Originally Posted by Ronstar View Post
Ok. I take it this way. Driver traveled at 30 mph in the first mile. Let's assume that is the average.
So that means his/her speed at the end of the first mile is 60 mph since the starting speed is 0 mph.
Problem states that the driver averages 60 mph over 2 miles. Since the driver averaged 30 mph in the first mile, he/she needs to average 90 mph in the 2nd mile in order to average 60 mph for the whole 2 miles. (30 ave mph mile 1 + 90 mph ave mile 2) / 2.
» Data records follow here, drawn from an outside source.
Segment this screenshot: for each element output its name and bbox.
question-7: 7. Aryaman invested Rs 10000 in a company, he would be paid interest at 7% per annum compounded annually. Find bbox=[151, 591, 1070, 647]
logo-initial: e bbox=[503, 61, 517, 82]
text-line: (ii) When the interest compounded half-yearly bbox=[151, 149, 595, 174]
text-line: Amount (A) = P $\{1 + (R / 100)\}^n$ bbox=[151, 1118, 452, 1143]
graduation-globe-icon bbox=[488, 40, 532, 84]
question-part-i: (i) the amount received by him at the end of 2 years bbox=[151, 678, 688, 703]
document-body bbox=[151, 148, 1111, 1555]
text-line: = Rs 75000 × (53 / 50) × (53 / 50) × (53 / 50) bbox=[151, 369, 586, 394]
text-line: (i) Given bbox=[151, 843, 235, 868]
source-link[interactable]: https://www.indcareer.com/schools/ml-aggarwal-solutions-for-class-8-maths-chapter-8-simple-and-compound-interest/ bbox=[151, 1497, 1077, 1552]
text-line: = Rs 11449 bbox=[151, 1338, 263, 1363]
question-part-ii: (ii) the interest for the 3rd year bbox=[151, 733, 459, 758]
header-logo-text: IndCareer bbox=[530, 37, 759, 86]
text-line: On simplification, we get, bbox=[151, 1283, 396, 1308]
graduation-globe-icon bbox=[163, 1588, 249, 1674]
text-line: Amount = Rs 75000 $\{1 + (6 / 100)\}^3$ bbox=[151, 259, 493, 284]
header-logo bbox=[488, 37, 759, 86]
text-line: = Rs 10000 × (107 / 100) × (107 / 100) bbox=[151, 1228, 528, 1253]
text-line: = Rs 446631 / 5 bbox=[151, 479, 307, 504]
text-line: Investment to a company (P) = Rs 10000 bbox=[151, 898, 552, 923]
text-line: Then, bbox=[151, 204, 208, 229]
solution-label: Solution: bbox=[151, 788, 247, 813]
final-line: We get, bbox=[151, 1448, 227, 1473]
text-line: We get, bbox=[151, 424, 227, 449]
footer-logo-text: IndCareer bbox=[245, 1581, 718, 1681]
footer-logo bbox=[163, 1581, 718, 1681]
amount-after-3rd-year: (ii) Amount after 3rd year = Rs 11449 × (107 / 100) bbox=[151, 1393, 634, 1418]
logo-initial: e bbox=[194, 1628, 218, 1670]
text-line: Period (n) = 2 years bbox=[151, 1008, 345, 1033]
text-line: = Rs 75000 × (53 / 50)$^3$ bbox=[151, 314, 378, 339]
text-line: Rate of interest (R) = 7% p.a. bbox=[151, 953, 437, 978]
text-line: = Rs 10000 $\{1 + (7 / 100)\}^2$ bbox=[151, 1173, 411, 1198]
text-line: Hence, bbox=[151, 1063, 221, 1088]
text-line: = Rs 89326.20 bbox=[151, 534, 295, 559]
Since the driver was driving 60 mph at the beginning of mile 2, the driver needs to get going 120 mph at the end of mile 2 to average 90 mph in the 2nd mile.
The answer is 120 mph.
I saw several references to a 2 minute limit in the replies, and therefore its impossible. I saw no 2 minute limitation or any time limitation in the OP original problem statement. The 1st sentence says "travel at a speed of 30mph". MPH is by far the most common way we measure a 'rate of speed'. Since it is measurable, we can do the math.
I see no reason to impose a 2 minute time limit in the problem statement.
I've read through this whole thread, and this above is the only real answer based on practical physical capabilities of a car/rocket/airplane/object/person/thing/X/etc. My answer would be 90 if an object could go from 30 to 90 instantaneously. However, I change my answer to 120 based on general physical properties.